Saatnya Kita Bicara Emas dan Freeport

Saatnya Kita Bicara Emas dan Freeport

ILUSTRASI Saatnya Kita Bicara Emas dan Freeport.-Maulana Pamuji Gusti-Harian Disway-

Lebih dari 1,5 abad lalu, tepatnya pada 1848–1855, dunia dilanda Demam Emas. Gegara bocor ke publik, lokasi sumber emas yang sedianya akan dirahasiakan penemunya, yakni James W. Marshall, malah menjadi ”ladang gula dirubung semut”. 

Ya, lokasi sumber emas di Sutter’s Mill di Coloma, California, membuat  ratusan ribu manusia pindah ke California. Sekitar 300.000 orang dari sekujur Amerika Serikat –bahkan dari bangsa-bangsa dari luar benua, yakni Amerika Selatan, Eropa, Australia, dan Tiongkok– ”hijrah” ke California untuk mendulang emas. 

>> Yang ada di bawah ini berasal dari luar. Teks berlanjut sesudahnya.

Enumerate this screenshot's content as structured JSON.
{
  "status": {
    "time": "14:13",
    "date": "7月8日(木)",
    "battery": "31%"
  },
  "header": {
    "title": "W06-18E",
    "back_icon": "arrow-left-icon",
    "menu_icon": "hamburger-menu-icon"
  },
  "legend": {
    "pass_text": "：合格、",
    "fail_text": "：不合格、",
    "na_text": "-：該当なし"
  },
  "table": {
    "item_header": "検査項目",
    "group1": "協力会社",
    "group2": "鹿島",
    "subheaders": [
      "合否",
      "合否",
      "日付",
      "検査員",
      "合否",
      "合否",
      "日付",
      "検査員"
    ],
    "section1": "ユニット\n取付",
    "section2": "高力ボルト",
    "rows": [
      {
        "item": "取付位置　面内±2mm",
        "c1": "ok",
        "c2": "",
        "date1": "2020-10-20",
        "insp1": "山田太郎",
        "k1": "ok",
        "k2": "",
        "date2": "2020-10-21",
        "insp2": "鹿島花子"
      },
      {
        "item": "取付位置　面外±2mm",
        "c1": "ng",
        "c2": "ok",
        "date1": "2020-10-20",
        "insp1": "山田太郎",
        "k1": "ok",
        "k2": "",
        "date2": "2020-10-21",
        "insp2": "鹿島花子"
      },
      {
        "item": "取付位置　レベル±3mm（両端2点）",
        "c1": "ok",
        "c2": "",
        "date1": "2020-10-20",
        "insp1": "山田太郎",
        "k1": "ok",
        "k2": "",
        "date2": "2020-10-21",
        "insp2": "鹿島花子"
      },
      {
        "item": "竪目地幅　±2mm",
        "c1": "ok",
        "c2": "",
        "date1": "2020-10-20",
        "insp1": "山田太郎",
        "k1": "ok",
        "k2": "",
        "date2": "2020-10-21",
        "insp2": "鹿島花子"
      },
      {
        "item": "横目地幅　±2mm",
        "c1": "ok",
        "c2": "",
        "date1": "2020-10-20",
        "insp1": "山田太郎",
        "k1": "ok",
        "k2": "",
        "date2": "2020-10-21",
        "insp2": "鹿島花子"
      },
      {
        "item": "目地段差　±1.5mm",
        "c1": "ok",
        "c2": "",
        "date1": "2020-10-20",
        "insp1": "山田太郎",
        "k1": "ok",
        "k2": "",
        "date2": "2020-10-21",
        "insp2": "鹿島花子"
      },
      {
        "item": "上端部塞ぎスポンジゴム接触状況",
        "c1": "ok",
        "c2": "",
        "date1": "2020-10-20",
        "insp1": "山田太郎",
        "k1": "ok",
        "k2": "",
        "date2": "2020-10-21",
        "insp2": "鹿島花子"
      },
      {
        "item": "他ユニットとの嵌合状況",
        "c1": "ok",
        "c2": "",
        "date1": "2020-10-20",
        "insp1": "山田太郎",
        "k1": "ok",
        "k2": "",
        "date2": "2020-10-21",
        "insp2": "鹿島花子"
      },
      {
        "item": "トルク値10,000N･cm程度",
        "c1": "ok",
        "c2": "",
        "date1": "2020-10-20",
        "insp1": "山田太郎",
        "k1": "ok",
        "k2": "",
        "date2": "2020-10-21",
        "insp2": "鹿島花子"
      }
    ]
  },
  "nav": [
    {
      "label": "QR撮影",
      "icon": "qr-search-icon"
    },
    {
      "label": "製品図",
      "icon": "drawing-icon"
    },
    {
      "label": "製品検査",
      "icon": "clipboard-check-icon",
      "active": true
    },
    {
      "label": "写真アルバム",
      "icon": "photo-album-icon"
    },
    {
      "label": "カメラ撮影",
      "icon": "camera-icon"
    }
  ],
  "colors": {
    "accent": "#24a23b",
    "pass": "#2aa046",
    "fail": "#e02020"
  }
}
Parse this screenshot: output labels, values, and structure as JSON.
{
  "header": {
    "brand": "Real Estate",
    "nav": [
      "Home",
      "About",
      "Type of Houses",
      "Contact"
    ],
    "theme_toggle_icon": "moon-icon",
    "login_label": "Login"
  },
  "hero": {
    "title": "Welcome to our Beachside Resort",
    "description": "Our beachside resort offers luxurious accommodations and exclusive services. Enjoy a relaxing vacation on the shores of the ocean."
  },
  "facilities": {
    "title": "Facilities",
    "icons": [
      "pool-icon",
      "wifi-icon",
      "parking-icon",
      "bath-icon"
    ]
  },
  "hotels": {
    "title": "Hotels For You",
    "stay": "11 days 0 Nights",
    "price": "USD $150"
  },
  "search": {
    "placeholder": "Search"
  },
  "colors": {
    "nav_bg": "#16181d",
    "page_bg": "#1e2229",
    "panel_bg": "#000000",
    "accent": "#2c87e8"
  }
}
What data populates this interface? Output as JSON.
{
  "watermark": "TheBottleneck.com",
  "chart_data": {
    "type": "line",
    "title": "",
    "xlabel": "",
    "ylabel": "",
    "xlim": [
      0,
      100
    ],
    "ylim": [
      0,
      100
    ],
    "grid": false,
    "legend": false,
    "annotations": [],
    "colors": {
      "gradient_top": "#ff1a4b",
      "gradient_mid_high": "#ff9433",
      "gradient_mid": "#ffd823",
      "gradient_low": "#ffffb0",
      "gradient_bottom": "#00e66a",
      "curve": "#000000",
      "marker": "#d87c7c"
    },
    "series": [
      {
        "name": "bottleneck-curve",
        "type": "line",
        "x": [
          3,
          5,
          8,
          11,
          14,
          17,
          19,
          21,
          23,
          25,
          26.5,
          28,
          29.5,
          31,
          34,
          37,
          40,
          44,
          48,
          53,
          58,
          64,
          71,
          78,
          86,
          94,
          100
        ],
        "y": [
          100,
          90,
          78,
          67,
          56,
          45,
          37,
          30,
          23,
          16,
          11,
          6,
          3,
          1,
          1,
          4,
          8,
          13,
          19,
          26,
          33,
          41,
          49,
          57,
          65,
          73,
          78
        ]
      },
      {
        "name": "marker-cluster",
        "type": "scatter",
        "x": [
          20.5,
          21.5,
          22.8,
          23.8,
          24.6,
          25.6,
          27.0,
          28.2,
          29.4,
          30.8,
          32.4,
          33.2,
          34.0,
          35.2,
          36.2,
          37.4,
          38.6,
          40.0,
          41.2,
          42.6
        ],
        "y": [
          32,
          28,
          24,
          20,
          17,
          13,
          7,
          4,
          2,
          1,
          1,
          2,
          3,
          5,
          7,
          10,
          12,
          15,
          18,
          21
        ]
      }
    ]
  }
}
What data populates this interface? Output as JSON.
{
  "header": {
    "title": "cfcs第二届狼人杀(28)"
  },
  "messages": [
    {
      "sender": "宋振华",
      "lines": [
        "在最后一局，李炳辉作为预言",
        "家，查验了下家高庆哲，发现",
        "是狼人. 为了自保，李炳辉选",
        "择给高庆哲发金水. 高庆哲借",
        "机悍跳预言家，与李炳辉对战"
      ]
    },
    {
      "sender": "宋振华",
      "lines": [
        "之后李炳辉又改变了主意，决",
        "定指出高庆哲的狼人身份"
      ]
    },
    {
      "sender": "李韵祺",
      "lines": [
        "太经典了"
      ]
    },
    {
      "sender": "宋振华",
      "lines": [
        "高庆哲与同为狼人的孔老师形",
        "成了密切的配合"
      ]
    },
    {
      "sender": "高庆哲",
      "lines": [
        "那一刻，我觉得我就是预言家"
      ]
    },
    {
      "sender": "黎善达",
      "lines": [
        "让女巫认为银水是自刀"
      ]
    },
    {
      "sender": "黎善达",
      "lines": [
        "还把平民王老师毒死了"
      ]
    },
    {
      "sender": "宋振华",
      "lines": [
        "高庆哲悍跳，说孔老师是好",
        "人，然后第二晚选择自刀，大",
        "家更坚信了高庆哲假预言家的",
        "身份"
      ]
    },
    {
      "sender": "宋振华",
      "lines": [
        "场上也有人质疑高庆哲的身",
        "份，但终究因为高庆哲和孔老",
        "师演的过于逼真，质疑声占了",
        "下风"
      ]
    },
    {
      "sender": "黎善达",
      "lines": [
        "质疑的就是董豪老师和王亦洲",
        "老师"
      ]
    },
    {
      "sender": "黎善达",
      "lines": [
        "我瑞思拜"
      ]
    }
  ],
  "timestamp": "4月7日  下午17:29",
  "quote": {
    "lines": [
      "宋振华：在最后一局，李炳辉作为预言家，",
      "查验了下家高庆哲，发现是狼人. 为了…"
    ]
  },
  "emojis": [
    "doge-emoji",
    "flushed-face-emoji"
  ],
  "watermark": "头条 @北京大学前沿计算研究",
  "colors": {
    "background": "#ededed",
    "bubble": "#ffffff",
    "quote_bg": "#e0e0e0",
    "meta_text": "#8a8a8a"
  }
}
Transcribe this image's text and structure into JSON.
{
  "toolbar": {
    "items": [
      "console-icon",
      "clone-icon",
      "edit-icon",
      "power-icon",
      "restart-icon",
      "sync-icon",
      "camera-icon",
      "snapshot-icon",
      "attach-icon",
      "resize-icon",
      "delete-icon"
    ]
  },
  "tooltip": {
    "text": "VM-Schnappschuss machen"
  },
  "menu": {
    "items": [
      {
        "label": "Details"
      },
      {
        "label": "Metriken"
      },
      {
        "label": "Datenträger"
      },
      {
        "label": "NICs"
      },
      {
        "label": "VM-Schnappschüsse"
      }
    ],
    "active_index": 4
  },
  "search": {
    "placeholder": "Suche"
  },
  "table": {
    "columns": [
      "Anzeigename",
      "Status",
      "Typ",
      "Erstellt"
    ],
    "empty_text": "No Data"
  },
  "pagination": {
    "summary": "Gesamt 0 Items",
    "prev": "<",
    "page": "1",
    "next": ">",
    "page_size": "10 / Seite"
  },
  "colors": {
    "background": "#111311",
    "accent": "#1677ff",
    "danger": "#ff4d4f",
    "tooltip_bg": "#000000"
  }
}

Padahal, teknologi awalnya masih manual alias dengan  ”mengayak” pasir sungai menggunakan  sejenis nampan. Nyatanya, ekonomi AS malah tumbuh pesat. 

Demam Emas California membuat pertanian dan peternakan berkembang di kawasan tersebut. Kebutuhan para pendatang pendulang emas dadakan itu membuat ekonomi warga lokal bertumbuh. 

Hanya dalam waktu dua tahun, San Francisco yang awalnya dianggap ”kota hantu” karena jumlah penduduknya hanya 200 orang pada 1846 seketika membengkak menjadi  36.000 jiwa pada 1852. San Fransisco, kota yang menghadap Samudra Pasifik di pesisir barat California, bagai sulap ia ”dibangun dalam satu malam”, mendadak menjadi kota yang riuh. 

Keriuhan akibat emas yang mendatangkan uang secara besar-besaran membuat ”provinsi” California (tempat San Fransisco berada), pada September 1850, naik pangkat menjadi Negara Bagian California.

Itulah nasib baik bagi negara pemilik emas. Beruntung, kita punya salah satu tambang emas terbesar di dunia, PT Freeport Indonesia. 

PTFI pun berkontribusi terhadap pendapatan negara dan pendapatan daerah secara signifikan. Sebagai salah satu wajib pajak terbesar di Indonesia, PTFI pada 2024 menyetorkan pajak, royalti, dan dividen senilai mencapai lebih dari USD 4,6 miliar atau setara dengan Rp 79 triliun kepada pemerintah Indonesia. Angka tersebut termasuk kontribusi ke daerah mencapai lebih dari Rp 11,5 triliun. 

Sebelumnya, pada 2023, PTFI menyetorkan penerimaan negara dalam bentuk pajak, royalti, dividen, dan lainnya sebesar Rp 40 triliun.  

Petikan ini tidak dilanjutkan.